The Future Space Ports of Earth
Bobak Ferdowski’s recent quote on wired.co.uk about democratising space presents many interesting questions. In the next 10–15 years we might be faced with the decision of buying a new car or going to space. Realistically it’ll be in the form of a sub-orbital flight but Ferdowski goes on to say he believes is ‘possible nowadays’ to even (potentially) visit a space hotel.
‘Maybe in ten to 15 years, it’s a decision between do I buy a new car, or do I go to space?’ — Bobak Ferdowski, wired.co.uk
Whilst there is clearly a few steps to take before you can book a room at an orbital dwellings on airbnb, this is possibly not that far away. Consider the original turn around time from Kennedy announcing, ‘hey guys, let’s go to the moon’, to landing on the moon 8 years later from next to nothing. Now consider how much private money there is in the worldwide commercial space industry and the speed it can move at in comparison to government projects (outside of the military).
Hotel chains are already looking into this financially exciting future, as mentioned by Seth Shostak in the Are To Space We Return episode of Big Picture Science where they admit the real reason to get behind hotels in space is sex. People will want a romantic get-away to orbit for sex with the ultimate view. Sex sells on Earth and the rules will be no different in space apparently as PornHub's crowdfunded ‘space sex tape’ will attest to. For just $3.4m they hope to create the first weightless sex experience for two out of this world adult actors.
So, we’ve now established the fact that Sunday afternoon space trips are coming soon. But how are you going to get there? A rocket or sub-orbital space plane, sure. But where will you need to travel to to check in to your speedy-boarding in preparation for your explosion-propelled projectile above the exosphere?
Inspired by the imminent shortening of the shortlist of possible UK Spaceports we’ve had a look at mapping as many possible spaceports around the world which current exist in some form (ie. current rocket launch sites), along with a few possible spots mooted to become a space port location of the future.
Earth’s Space Ports.
There we go. Fascinating stuff right?
Well yeah, maps are inherently great. But when you start considering the ‘democratisation of space’ it’s not going to be very diverse (ie. much fun) if only a couple of billion people have a ‘local’ spaceport.
This just shows how few countries currently have launch-ready facilities or will imminently have designated space ports.
And a breakdown of possible ports per country.
Perhaps most interestingly…
Here’s the number of space ports per country broken down by their proportion of world population.
This chart is clearly not accurate considering the realities of how complex the make up of orbiting populations would be but it sure is interesting. This shows us the split of nationalities of future space farers based on the proportion of ports in different world locations. For instance, USA makes up ~37% of the population due to the fact they have ~37% of the world’s current space ports. The huge number of variables include the fact that not everyone who lives in a country is necessarily legally considered a citizen, people can obviously travel internationally and that over time ports will be built in different locations. I told you it wasn’t accurate didn’t I?!
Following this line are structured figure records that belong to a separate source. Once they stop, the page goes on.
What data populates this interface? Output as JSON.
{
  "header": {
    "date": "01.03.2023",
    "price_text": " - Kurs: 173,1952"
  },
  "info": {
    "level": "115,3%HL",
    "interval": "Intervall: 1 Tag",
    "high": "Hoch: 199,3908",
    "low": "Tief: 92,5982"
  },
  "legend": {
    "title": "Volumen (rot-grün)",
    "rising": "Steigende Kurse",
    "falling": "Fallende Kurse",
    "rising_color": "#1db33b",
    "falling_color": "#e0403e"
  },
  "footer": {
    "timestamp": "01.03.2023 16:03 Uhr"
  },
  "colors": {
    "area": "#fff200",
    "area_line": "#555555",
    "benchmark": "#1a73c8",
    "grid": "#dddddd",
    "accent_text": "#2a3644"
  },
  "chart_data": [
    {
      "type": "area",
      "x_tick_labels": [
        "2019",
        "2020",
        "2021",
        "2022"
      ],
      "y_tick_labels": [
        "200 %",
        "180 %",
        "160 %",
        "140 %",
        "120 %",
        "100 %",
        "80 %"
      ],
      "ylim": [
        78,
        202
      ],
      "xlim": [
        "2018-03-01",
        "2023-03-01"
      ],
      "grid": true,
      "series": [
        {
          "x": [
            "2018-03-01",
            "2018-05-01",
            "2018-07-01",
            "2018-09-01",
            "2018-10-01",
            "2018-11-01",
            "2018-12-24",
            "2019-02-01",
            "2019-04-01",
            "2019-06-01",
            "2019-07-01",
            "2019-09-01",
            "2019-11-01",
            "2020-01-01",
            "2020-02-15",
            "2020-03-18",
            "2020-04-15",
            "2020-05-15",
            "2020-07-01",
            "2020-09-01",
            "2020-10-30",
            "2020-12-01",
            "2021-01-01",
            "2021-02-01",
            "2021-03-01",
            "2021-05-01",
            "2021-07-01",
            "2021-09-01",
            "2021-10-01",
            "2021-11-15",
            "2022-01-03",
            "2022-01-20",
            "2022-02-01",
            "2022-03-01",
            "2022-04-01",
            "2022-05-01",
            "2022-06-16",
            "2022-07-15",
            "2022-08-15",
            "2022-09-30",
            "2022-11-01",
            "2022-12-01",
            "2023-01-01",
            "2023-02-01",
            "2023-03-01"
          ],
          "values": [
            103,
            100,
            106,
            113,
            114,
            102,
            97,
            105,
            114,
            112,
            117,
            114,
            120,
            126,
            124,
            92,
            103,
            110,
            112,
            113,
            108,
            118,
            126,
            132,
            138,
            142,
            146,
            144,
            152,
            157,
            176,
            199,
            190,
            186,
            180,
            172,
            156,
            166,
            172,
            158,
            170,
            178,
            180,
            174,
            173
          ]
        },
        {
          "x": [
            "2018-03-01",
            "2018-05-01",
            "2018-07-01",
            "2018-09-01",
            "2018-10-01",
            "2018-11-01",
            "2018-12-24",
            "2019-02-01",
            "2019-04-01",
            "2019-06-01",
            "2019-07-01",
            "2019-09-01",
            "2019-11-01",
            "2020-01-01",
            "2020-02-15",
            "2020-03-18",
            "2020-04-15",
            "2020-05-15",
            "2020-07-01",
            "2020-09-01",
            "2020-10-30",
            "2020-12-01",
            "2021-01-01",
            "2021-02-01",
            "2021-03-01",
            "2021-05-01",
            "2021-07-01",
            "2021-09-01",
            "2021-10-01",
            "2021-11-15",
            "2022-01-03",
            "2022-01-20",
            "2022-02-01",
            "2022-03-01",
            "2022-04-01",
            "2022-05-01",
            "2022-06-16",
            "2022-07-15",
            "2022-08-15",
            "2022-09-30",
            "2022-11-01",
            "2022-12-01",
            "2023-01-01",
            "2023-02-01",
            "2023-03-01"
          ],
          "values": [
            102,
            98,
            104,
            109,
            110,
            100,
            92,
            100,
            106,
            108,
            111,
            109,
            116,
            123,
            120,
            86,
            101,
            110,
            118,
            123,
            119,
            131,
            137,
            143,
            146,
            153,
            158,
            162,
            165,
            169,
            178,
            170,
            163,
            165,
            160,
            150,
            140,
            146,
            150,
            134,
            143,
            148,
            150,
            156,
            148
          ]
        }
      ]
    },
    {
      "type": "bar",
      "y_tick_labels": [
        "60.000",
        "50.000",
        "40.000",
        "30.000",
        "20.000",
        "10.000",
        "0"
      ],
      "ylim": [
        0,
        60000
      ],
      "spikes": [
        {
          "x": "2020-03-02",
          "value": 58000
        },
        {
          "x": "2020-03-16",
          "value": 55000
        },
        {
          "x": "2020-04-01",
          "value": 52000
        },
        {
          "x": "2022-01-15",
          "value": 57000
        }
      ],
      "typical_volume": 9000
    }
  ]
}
Of course this is far from the most scientific report on analysing the world’s space ports, but it’s an interesting glance at the state of current infrastructure. This is important when you consider how small a percentage of the world’s population would be within a realistic journey to their nearest space port. The current space ‘powers’, USA, China, India, Japan and Europe, may feature very heavily on the map now as a result of the last few decades of progress but as technology becomes cheaper and more reliable, private enterprise in new countries will help new transport hubs emerge.
Sure, it is likely that commercial space flight will be in a similar state to that of commercial flight where, for the first few decades, it will be prohibitively expensive for ‘normal’ people to fly and a whole generation may possibly be priced out of the experience but the fact it is happening around them will be exciting and more importantly inspiring for a new generation of space entrepreneurs and engineers. Looking at where the gaps are in current infrastructure suggests where the innovation in commercial spaceflight may come about as a result of the frustration of being priced out of the old guard’s grip. This will allow new populations to boldly go where few have gone before in their own little pocket rockets, even if it is just for a romantic night away.